Sabtu, 25 Januari 2014

Anak-anak Ibu

(sumber: natureandhealth.com.au)
Kita semua sepakat, Ibu adalah sekolah pertama anak-anaknya. Dari naungan rahim seorang ibulah, perkembangan awal manusia dimulai. Mengandung selama kurang lebih 9 bulan, menyapih, merawat-membesarkan hingga setiap anak manusia mampu berdiri dengan kakinya sendiri. Dan semua orang sepakat, peran Ibu sangatlah esensial dalam perkembangan segala aspek kompetensi anak manusia, kognitif, emosi, perilaku, juga tumbuh-kembang fisik dan mental. Ada pengaruh yang sedemikian besarnya, peran seorang ibu terhadap perkembangan anak. Kita tahu akan hal itu. Banyak studi-studi, contoh-contoh, pengalaman-pengalaman yang membenarkan pendapat tersebut. Golden age merupakan masa yang krusial dalam perkembangan anak, dan peran ibu menjadi sedemikian besarnya dalam mempengaruhi perkembangan emas anak pada rentang umur ini. Akan tetapi jauh sebelum itu, seorang ibu sudah memiliki pengaruh terhadap perkembangan anaknya. Terhadap perkembangan kemampuan anaknya untuk bertahan di dunia luar. Pengaruh ibu sudah dimulai sejak sel pertama manusia terbentuk; zigot.

The Maternal Effect
Kita semua mengenal materi ini; DNA, tak lain tak bukan adalah materi penyimpan semua informasi mengenai kemampuan fisik dan mental manusia. DNA adalah warisan pertama yang diturunkan oleh orangtua kepada keturunannya, menyimpan kombinasi karakter atau sifat kedua orangtua. Dari DNA, protein disintesis, sel dibentuk, jaringan dibangun, organ disusun, hingga seluruh kesatuan manusia dilengkapi.
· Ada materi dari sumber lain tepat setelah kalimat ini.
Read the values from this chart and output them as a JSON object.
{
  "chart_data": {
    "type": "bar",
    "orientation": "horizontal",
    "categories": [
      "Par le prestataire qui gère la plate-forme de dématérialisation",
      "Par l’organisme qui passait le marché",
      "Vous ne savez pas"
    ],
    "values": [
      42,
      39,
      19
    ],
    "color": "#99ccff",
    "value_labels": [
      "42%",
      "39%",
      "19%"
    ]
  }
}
Hingga saat proses pembuahan berhasil dilakukan, ayah dan ibu kita membagi perannya sama. Kita akan menerima sebagian warisan genetik dari ayah dan sebagain lainnya dari ibu. Setiap bagian warisan ayah-ibu kemudian akan bersatu dan membelah terus menerus hingga tercipta manusia utuh. Hal yang selanjutnya menarik adalah setelah peristiwa ini terjadi, kita akan terus-menerus dalam lingkungan ibu, dari rahim hingga gendongan ibu.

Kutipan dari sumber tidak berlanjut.